AUTHOR=Zhao Jianhua , Lui Harvey , Kalia Sunil , Lee Tim K. , Zeng Haishan TITLE=Improving skin cancer detection by Raman spectroscopy using convolutional neural networks and data augmentation JOURNAL=Frontiers in Oncology VOLUME=14 YEAR=2024 URL=https://www.frontiersin.org/journals/oncology/articles/10.3389/fonc.2024.1320220 DOI=10.3389/fonc.2024.1320220 ISSN=2234-943X ABSTRACT=Background

Our previous studies have demonstrated that Raman spectroscopy could be used for skin cancer detection with good sensitivity and specificity. The objective of this study is to determine if skin cancer detection can be further improved by combining deep neural networks and Raman spectroscopy.

Patients and methods

Raman spectra of 731 skin lesions were included in this study, containing 340 cancerous and precancerous lesions (melanoma, basal cell carcinoma, squamous cell carcinoma and actinic keratosis) and 391 benign lesions (melanocytic nevus and seborrheic keratosis). One-dimensional convolutional neural networks (1D-CNN) were developed for Raman spectral classification. The stratified samples were divided randomly into training (70%), validation (10%) and test set (20%), and were repeated 56 times using parallel computing. Different data augmentation strategies were implemented for the training dataset, including added random noise, spectral shift, spectral combination and artificially synthesized Raman spectra using one-dimensional generative adversarial networks (1D-GAN). The area under the receiver operating characteristic curve (ROC AUC) was used as a measure of the diagnostic performance. Conventional machine learning approaches, including partial least squares for discriminant analysis (PLS-DA), principal component and linear discriminant analysis (PC-LDA), support vector machine (SVM), and logistic regression (LR) were evaluated for comparison with the same data splitting scheme as the 1D-CNN.

Results

The ROC AUC of the test dataset based on the original training spectra were 0.886±0.022 (1D-CNN), 0.870±0.028 (PLS-DA), 0.875±0.033 (PC-LDA), 0.864±0.027 (SVM), and 0.525±0.045 (LR), which were improved to 0.909±0.021 (1D-CNN), 0.899±0.022 (PLS-DA), 0.895±0.022 (PC-LDA), 0.901±0.020 (SVM), and 0.897±0.021 (LR) respectively after augmentation of the training dataset (p<0.0001, Wilcoxon test).
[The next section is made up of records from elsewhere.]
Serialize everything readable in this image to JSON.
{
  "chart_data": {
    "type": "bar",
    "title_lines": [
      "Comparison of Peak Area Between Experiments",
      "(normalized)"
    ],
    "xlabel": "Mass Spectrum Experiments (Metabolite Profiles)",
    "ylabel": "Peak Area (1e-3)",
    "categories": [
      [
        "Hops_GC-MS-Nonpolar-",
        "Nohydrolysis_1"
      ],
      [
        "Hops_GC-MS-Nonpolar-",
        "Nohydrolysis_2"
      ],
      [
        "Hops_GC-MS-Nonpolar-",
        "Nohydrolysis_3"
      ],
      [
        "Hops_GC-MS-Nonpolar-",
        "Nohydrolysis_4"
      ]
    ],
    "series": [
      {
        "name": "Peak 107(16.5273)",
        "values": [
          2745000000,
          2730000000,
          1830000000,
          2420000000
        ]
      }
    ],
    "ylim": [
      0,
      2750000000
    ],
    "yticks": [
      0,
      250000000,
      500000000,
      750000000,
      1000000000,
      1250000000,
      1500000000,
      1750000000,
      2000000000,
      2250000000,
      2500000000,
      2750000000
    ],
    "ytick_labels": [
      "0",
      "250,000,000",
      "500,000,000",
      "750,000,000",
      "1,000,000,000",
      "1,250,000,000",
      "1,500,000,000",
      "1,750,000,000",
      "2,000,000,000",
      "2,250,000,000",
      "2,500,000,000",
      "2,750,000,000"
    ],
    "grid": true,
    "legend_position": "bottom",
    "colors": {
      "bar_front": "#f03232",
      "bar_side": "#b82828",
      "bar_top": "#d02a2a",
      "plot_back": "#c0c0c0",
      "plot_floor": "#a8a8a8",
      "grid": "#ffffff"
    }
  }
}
Paired analyses of 1D-CNN with conventional machine learning approaches showed that 1D-CNN had a 1–3% improvement (p<0.001, Wilcoxon test).

Conclusions

Data augmentation not only improved the performance of both deep neural networks and conventional machine learning techniques by 2–4%, but also improved the performance of the models on spectra with higher noise or spectral shifting. Convolutional neural networks slightly outperformed conventional machine learning approaches for skin cancer detection by Raman spectroscopy.